From Lucas Fagan comes a buster of brains and brackets that’s just in time for March Madness:
Consider a single-elimination tournament with four teams that hold a definitive ranking — that is, one team is the best, another team is second-best and so on. In each game, the better team wins. When the tournament is complete, you know for certain which team is the best. However, you can’t make similar claims about the remaining teams.
Suppose the winning team is A, and it plays B in the first round. Meanwhile, the team that loses in the final is C, whose opponent in the first round is D. With this bracket, there are three possible rankings of teams from best to worst: A/B/C/D, A/C/B/D and A/C/D/B.
For this week’s puzzle, instead of four teams, consider a single-elimination tournament with eight teams. How many possible rankings of teams are possible for a given completed bracket?
Extra credit: Instead of eight teams, suppose there are 2N teams. In terms of N, how many possible rankings of teams are possible for a given completed bracket?
If there are four teams, two $N = 1$ brackets come together before the final match.
Since one player is the clear winner, the loser to the winner in the first round can be ranked in any spot between the two teams from the other bracket.
$$R(2) = \dfrac{3!}{1!2!} \cdot R(1) \cdot R(1) = 3$$If there are eight teams, two $N = 2$ brackets come together before the final match.
Since one player is the clear winner, the three losers from the winner's bracket can be ranked in any spot between the four losers from the other bracket.
$$R(3) = \dfrac{7!}{3!4!} \cdot R(2) \cdot R(2) = 35 \cdot 3 \cdot 3 = 315$$From above, if there are $2^N$ teams, two $2^{N-1}$ brackets come together before the final match.
Since one player is the clear winner, the $2^{N-1}-1$ losers from the winner's bracket can be ranked in any spot between the $2^{N-1}$ losers from the other bracket.

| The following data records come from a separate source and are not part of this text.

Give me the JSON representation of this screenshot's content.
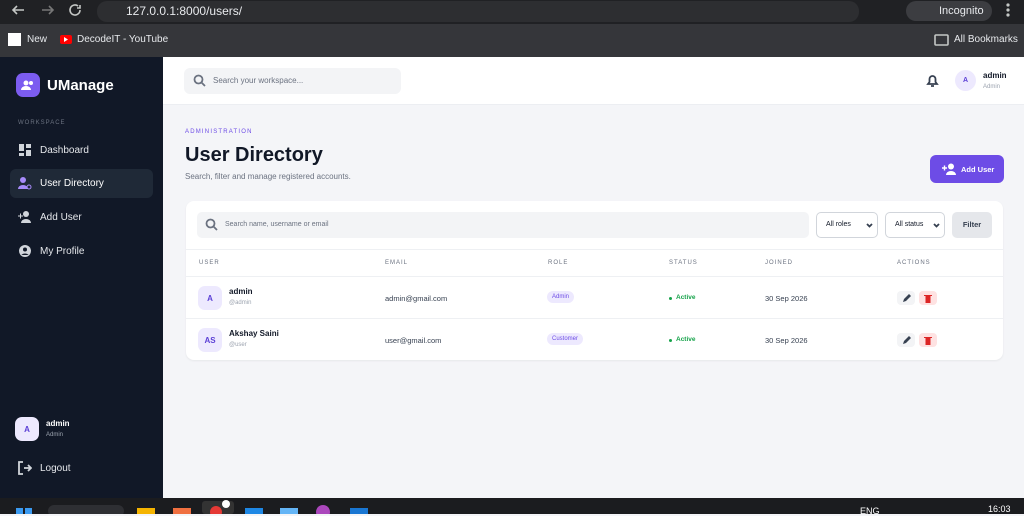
{
  "browser": {
    "url": "127.0.0.1:8000/users/",
    "profile": "Incognito",
    "bookmarks": [
      "New",
      "DecodeIT - YouTube"
    ],
    "all_bookmarks": "All Bookmarks"
  },
  "sidebar": {
    "brand": "UManage",
    "section": "WORKSPACE",
    "nav": [
      "Dashboard",
      "User Directory",
      "Add User",
      "My Profile"
    ],
    "user": {
      "avatar": "A",
      "name": "admin",
      "role": "Admin"
    },
    "logout": "Logout"
  },
  "topbar": {
    "search_placeholder": "Search your workspace...",
    "user": {
      "avatar": "A",
      "name": "admin",
      "role": "Admin"
    }
  },
  "header": {
    "eyebrow": "ADMINISTRATION",
    "title": "User Directory",
    "subtitle": "Search, filter and manage registered accounts.",
    "button": "Add User"
  },
  "filters": {
    "search_placeholder": "Search name, username or email",
    "roles": "All roles",
    "status": "All status",
    "button": "Filter"
  },
  "table": {
    "columns": [
      "USER",
      "EMAIL",
      "ROLE",
      "STATUS",
      "JOINED",
      "ACTIONS"
    ],
    "rows": [
      {
        "avatar": "A",
        "name": "admin",
        "username": "@admin",
        "email": "admin@gmail.com",
        "role": "Admin",
        "status": "Active",
        "joined": "30 Sep 2026"
      },
      {
        "avatar": "AS",
        "name": "Akshay Saini",
        "username": "@user",
        "email": "user@gmail.com",
        "role": "Customer",
        "status": "Active",
        "joined": "30 Sep 2026"
      }
    ]
  },
  "taskbar": {
    "language": "ENG",
    "time": "16:03"
  }
}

$$R(N) = \dfrac{(2^{N}-1)!}{(2^{N-1}-1)!(2^{N-1})!} \cdot \big(R(N-1)\big)^2$$
$$ = \dfrac{(2^{N}-1)!}{(2^{N-1}-1)!(2^{N-1})!} \cdot \dfrac{(2^{N-1}-1)!}{2^{2^{N-1}-N}} \cdot \dfrac{(2^{N-1}-1)!}{2^{2^{N-1}-N}}$$
$$ = \dfrac{(2^{N}-1)!}{2^{N-1} \cdot 2^{2^{N-1}-N} \cdot2^{2^{N-1}-N}}$$
$$ = \dfrac{(2^N-1)!}{2^{2^N-N-1}}$$